含んだような言いかたをしたり、話を外らしたりして、ものごとをはっきりさせないのがカオルの癖だから、そうだというなら、うなずいておくしかない。サト子としては、ウラニウムなんかの話より、じぶんのことにしか興味を持ちえない、我儘なカオルが、なんのために、こうまで熱烈に庇いたてするのか。むしろ、そのほうが聞いてみたいくらいだったけれども、どうせ、まともな返事をするはずがないと思って、あきらめた。
「ウラニウムって、どんなものか知らないけど、あの抜け目のない叔母が、そんな他愛《たあい》のない話に乗るでしょうか」
「あなたの叔母さまって、あれで、相当に山っ気あるのね。そんな話を、まるまる信じたわけでもないのでしょうが、やはり気になったのだとみえて、三年前に、訴訟までして離婚した、もとのご亭主……ごめんなさい、鉱山局にいる由良さんのところへ相談に行ったふうなの。あのへんの谷から、ウラニウムが出る可能性があるものだろうかということなんでしょう……由良さんは、離婚裁判でひどい目に逢って以来、あなたの叔母さまを憎んでいるし、業《ごう》つくばりの腹の底を見ぬいたもんだから、ウラニウムってものは、世界中、どこの土地にもあるものだというような、皮肉な返事をなすったんだそうよ。原理として、ウラニウムは、なにかのかたちで、どこにでもあるものなんだから、出鱈目《でたらめ》を言ったわけでもないの」
「叔父は、ひねくれてしまったらしいから、それくらいなことは言うでしょう……でも、山岸さんや、秋川さんみたいなひとまで、大騒ぎをするのは、どういうわけなのかしら」
「そこまでのことは、あたしも知らないけど、それにはそれだけのわけがあるんでしょうよ……この間、アメリカのウラニウム・ラッシュの話を聞いたけど、ガイガー計数管ひとつで、千万ドルもころげこんだというような前例がいくつもあるそうだから、あれにひっかかると、正気な頭も、狂いだすものらしいわ」
サト子は、無意味な会話に疲れ、心のなかで耐えながら、なんの興味もない話をだまって聞いていた。

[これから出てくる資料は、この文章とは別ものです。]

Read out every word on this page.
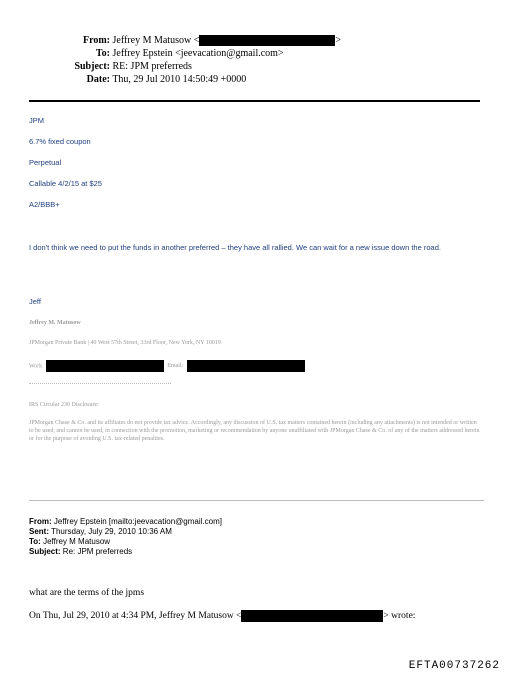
From: Jeffrey M Matusow <	>
To: Jeffrey Epstein <jeevacation@gmail.com>
Subject: RE: JPM preferreds
Date: Thu, 29 Jul 2010 14:50:49 +0000
JPM
6.7% fixed coupon
Perpetual
Callable 4/2/15 at $25
A2/BBB+
I don't think we need to put the funds in another preferred – they have all rallied. We can wait for a new issue down the road.
Jeff
Jeffrey M. Matusow
JPMorgan Private Bank | 40 West 57th Street, 33rd Floor, New York, NY 10019
Work	Email:
IRS Circular 230 Disclosure:
JPMorgan Chase & Co. and its affiliates do not provide tax advice. Accordingly, any discussion of U.S. tax matters contained herein (including any attachments) is not intended or written to be used, and cannot be used, in connection with the promotion, marketing or recommendation by anyone unaffiliated with JPMorgan Chase & Co. of any of the matters addressed herein or for the purpose of avoiding U.S. tax-related penalties.
From: Jeffrey Epstein [mailto:jeevacation@gmail.com]
Sent: Thursday, July 29, 2010 10:36 AM
To: Jeffrey M Matusow
Subject: Re: JPM preferreds
what are the terms of the jpms
On Thu, Jul 29, 2010 at 4:34 PM, Jeffrey M Matusow <	> wrote:
EFTA00737262
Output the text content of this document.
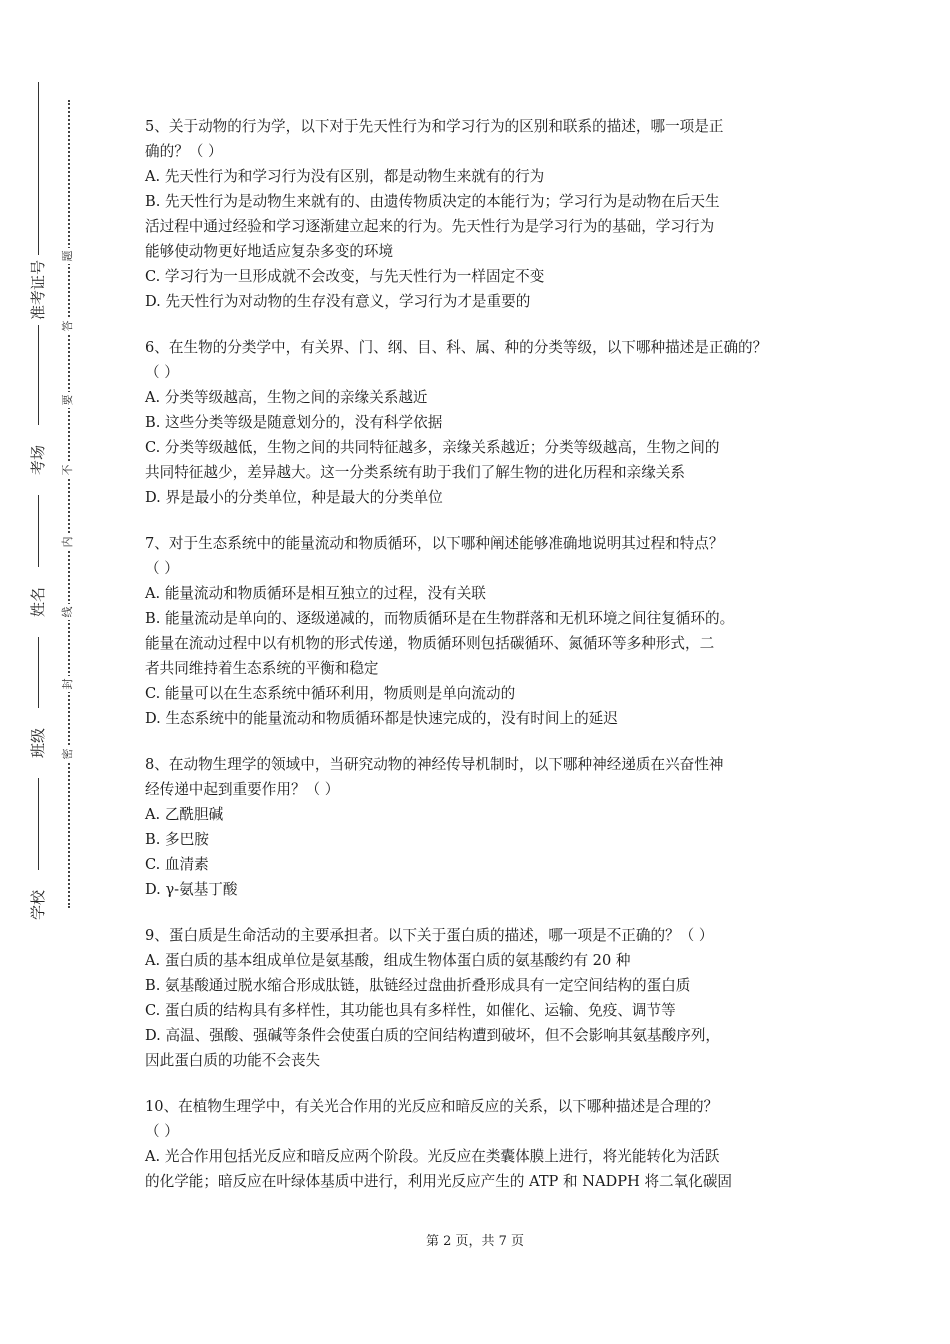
学校
班级
姓名
考场
准考证号
密
封
线
内
不
要
答
题
5、关于动物的行为学，以下对于先天性行为和学习行为的区别和联系的描述，哪一项是正
确的？（ ）
A. 先天性行为和学习行为没有区别，都是动物生来就有的行为
B. 先天性行为是动物生来就有的、由遗传物质决定的本能行为；学习行为是动物在后天生
活过程中通过经验和学习逐渐建立起来的行为。先天性行为是学习行为的基础，学习行为
能够使动物更好地适应复杂多变的环境
C. 学习行为一旦形成就不会改变，与先天性行为一样固定不变
D. 先天性行为对动物的生存没有意义，学习行为才是重要的
6、在生物的分类学中，有关界、门、纲、目、科、属、种的分类等级，以下哪种描述是正确的？
（ ）
A. 分类等级越高，生物之间的亲缘关系越近
B. 这些分类等级是随意划分的，没有科学依据
C. 分类等级越低，生物之间的共同特征越多，亲缘关系越近；分类等级越高，生物之间的
共同特征越少，差异越大。这一分类系统有助于我们了解生物的进化历程和亲缘关系
D. 界是最小的分类单位，种是最大的分类单位
7、对于生态系统中的能量流动和物质循环，以下哪种阐述能够准确地说明其过程和特点？
（ ）
A. 能量流动和物质循环是相互独立的过程，没有关联
B. 能量流动是单向的、逐级递减的，而物质循环是在生物群落和无机环境之间往复循环的。
能量在流动过程中以有机物的形式传递，物质循环则包括碳循环、氮循环等多种形式，二
者共同维持着生态系统的平衡和稳定
C. 能量可以在生态系统中循环利用，物质则是单向流动的
D. 生态系统中的能量流动和物质循环都是快速完成的，没有时间上的延迟
8、在动物生理学的领域中，当研究动物的神经传导机制时，以下哪种神经递质在兴奋性神
经传递中起到重要作用？（ ）
A. 乙酰胆碱
B. 多巴胺
C. 血清素
D. γ-氨基丁酸
9、蛋白质是生命活动的主要承担者。以下关于蛋白质的描述，哪一项是不正确的？（ ）
A. 蛋白质的基本组成单位是氨基酸，组成生物体蛋白质的氨基酸约有 20 种
B. 氨基酸通过脱水缩合形成肽链，肽链经过盘曲折叠形成具有一定空间结构的蛋白质
C. 蛋白质的结构具有多样性，其功能也具有多样性，如催化、运输、免疫、调节等
D. 高温、强酸、强碱等条件会使蛋白质的空间结构遭到破坏，但不会影响其氨基酸序列，
因此蛋白质的功能不会丧失
10、在植物生理学中，有关光合作用的光反应和暗反应的关系，以下哪种描述是合理的？
（ ）
A. 光合作用包括光反应和暗反应两个阶段。光反应在类囊体膜上进行，将光能转化为活跃
的化学能；暗反应在叶绿体基质中进行，利用光反应产生的 ATP 和 NADPH 将二氧化碳固
第 2 页，共 7 页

「シアトルの有江という公証人が、水上さんの委任を受けて、日本にある財産の整理に来ることになっているでしょう。あのひとたちが大騒ぎをしているのは、つまるところは、有江というひとが横浜に着く前に、なんとかして、じぶんのほうへ取り込もうという障害競馬の大レース……風刺劇の見本のようなものね。由良課長が笑っていたわ……出ないとはいわない。苗木の谷の斜面を五里ほども掘り崩したら、一ミリグラムぐらいのウラニウムがとれるかもしれないって」
そういうと、やりきれないといったふうに、くっくっと笑った。サト子は、つられて、
「どうせ、そんなことだろうと思ったわ」
と、いっしょになって笑いだした。
カオルは、帽子のネットをあげて、ようすよく眼を拭くと、サト子の顔をのぞきこむようにして、
「あなた、これからどうする?」
と、だしぬけに問いかけた。
なぜか、気が沈む……サト子は、どうでもよくなって、うつろな声で、言った。